La vicenda si sarebbe inoltre complicata con l’arrivo di una connazionale, anche lei sfruttata e vessata dai due ottanesi (in particolare dall’anziano al quale viene contestato oltre all’articolo 600 del codice penale: chiunque esercita su una persona poteri corrispondenti a quelli del diritto di proprietà ovvero chiunque riduce o mantiene una persona in uno stato di soggezione continuativa, costringendola a prestazioni lavorative o sessuali ovvero all’accattonaggio o comunque a prestazioni che ne comportino lo sfruttamento, è punito con la reclusione da otto a venti anni, anche l’articolo 609 bis, violenza sessuale).

Ieri sono stati sentiti i primi testi della lista del pubblico ministero, i carabinieri che presero la denuncia dei due giovani ed effettuarono il sopralluogo nell’ovile a brevissima distanza dal centro abitato di Ottana.
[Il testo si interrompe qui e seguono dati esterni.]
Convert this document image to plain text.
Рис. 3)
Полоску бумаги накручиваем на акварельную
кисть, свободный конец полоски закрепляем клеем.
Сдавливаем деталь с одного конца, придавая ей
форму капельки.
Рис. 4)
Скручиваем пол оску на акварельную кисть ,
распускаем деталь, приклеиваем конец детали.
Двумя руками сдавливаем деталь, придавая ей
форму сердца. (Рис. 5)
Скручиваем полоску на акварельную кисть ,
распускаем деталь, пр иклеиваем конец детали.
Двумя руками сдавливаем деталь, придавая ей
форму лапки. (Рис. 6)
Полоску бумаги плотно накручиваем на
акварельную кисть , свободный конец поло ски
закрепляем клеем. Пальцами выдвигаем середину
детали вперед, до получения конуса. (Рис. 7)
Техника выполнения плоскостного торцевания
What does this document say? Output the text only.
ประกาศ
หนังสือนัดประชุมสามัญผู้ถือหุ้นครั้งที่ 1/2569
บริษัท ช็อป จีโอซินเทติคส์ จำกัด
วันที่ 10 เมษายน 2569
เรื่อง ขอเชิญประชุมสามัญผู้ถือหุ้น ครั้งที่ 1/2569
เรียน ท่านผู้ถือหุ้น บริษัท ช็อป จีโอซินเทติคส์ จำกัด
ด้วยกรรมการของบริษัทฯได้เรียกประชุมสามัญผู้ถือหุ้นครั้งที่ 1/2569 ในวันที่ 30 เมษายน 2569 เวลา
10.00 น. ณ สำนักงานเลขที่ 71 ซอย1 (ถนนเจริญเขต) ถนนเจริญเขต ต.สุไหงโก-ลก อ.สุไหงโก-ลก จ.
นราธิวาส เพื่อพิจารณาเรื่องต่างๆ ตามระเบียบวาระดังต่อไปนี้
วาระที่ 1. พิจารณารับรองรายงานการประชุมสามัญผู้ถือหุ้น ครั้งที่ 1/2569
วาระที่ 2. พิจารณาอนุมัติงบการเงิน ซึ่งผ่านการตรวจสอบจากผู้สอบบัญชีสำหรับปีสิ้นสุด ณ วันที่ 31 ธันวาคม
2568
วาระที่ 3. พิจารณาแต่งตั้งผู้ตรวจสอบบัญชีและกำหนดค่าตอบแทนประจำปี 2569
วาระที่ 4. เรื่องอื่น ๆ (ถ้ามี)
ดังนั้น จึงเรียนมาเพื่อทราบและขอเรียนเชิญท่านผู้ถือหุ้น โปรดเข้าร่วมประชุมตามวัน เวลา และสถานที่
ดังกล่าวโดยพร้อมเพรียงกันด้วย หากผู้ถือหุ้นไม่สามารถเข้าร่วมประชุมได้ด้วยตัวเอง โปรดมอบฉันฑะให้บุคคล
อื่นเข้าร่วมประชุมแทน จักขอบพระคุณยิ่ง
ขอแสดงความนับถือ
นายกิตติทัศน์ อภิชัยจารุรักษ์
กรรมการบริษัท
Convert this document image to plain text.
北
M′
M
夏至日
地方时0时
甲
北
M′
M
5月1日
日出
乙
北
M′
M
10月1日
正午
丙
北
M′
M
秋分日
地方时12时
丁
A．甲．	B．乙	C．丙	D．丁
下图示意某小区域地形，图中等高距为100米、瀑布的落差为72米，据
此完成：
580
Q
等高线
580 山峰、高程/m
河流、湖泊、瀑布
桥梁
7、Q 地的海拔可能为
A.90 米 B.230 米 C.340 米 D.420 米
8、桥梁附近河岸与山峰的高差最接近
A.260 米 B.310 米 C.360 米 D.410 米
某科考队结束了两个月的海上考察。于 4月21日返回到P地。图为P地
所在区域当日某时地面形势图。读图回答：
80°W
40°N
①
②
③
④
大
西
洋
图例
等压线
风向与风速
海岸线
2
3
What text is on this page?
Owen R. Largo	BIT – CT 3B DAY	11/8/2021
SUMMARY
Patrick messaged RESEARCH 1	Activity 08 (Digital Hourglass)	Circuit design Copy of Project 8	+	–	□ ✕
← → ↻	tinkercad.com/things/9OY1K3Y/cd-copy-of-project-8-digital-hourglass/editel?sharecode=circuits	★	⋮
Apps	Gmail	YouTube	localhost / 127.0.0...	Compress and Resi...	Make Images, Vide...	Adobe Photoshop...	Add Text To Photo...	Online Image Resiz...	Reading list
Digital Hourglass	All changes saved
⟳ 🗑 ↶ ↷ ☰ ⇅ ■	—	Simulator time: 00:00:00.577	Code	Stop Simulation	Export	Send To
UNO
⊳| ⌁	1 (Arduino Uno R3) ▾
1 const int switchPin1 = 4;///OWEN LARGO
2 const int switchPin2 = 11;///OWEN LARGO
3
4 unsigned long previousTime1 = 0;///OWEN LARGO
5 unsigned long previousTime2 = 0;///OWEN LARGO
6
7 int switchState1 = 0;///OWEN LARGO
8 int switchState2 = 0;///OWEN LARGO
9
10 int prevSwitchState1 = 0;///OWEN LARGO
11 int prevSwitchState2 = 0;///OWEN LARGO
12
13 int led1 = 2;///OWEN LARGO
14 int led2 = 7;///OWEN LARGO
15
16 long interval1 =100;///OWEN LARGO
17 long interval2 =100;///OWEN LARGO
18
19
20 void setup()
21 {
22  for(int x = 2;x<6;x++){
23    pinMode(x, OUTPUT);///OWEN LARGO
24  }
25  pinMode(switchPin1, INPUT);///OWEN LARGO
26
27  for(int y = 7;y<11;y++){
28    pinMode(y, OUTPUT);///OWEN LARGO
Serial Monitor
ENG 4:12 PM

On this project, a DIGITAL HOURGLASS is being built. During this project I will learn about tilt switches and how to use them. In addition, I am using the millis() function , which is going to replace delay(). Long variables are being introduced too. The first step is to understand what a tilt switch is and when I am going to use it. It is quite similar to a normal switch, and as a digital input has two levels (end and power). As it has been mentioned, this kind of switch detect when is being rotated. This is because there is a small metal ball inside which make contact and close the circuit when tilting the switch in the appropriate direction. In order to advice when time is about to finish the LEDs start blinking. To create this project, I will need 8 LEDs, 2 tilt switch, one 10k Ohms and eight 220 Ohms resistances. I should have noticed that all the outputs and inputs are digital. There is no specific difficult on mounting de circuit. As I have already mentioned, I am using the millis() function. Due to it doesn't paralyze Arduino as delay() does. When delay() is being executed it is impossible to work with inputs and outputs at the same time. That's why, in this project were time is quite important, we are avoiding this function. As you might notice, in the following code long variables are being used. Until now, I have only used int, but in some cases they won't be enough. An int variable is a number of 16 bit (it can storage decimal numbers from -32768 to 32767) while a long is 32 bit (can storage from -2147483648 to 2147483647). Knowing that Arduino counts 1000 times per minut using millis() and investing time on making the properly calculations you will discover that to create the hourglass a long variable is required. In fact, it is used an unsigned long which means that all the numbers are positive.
La parte lesa, i tre cittadini romeni non si sono costituiti parte civile, e non si sono neppure presentati in aula nonostante abbiano ricevuto la convocazione. Non si esclude, infatti che per poterli sentire occorrerà organizzare un’udienza in video conferenza, a patto che, ha chiesto la difesa degli imputati: «Si possa mandare un nostro ufficiale di polizia giudiziaria in Romania per far sì che le cose si svolgano nella maniera giusta e si evitino contaminazioni tra i testi».

Primo ad essere sentito il comandante della stazione dei carabinieri di Sarule, il maresciallo Marco Valsasna, che la sera del 18 maggio era stato chiamato dai colleghi della Compagnia di Ottana perché si recasse in paese. «Occorreva fare un sopralluogo nelle campagne – ha raccontato il militare – in località Muntone, a breve distanza dal rifornitore Esso sulla 131 Dcn. Accompagnati da uno dei giovani romeni che avevano sporto denuncia, andammo a verificare lo stato dell’azienda agricola in cui lavoravano e vivevano. Ci fermammo davanti a un cancello chiuso che venne aperto dal giovane romeno, che parlava con noi in un italiano stentato. Arrivammo nell’azienda, in quella che era la loro casa: una stanza 4×4 con un lavandino, un mobile vecchio, un televisore e un letto. Il bagno era all’esterno, vicino alla sala mungitura».

Dopo di lui è toccato al maresciallo Mario Melosu, incaricato, nel corso delle indagini, «di verificare movimenti di denaro da parte degli imputati alle presunte vittime» ha dichiarato il carabiniere che alla domanda specifica rivolta dall’avvocato Mario Lai, “se avesse mai allargato i controlli anche ai familiari dei due imputati”, ha risposto negativamente. I difensori dei Dettori hanno infatti prodotto alla Corte una serie di ricevute di ricarica fatte dal fratello dell’imputato al numero di un cellulare degli ex dipendenti romeni. Dimostrazione del fatto che, non solo che i due operai avevano un telefonino, ma che i pagamenti nei loro confronti venivano spesso fatti anche da persone vicine ai loro datori di lavoro “schiavisti”. Nel corso della prossima udienza, fissata per il 22 febbraio, la Corte d’Assise si sposterà a Ottana per effettuare un sopralluogo nell’azienda agricola dei due imputati. Quel giorno, forse, si avranno anche notizie in merito all’eventuale audizione in video conferenza con le presunte vittime di Antonio e Pietrino Dettori.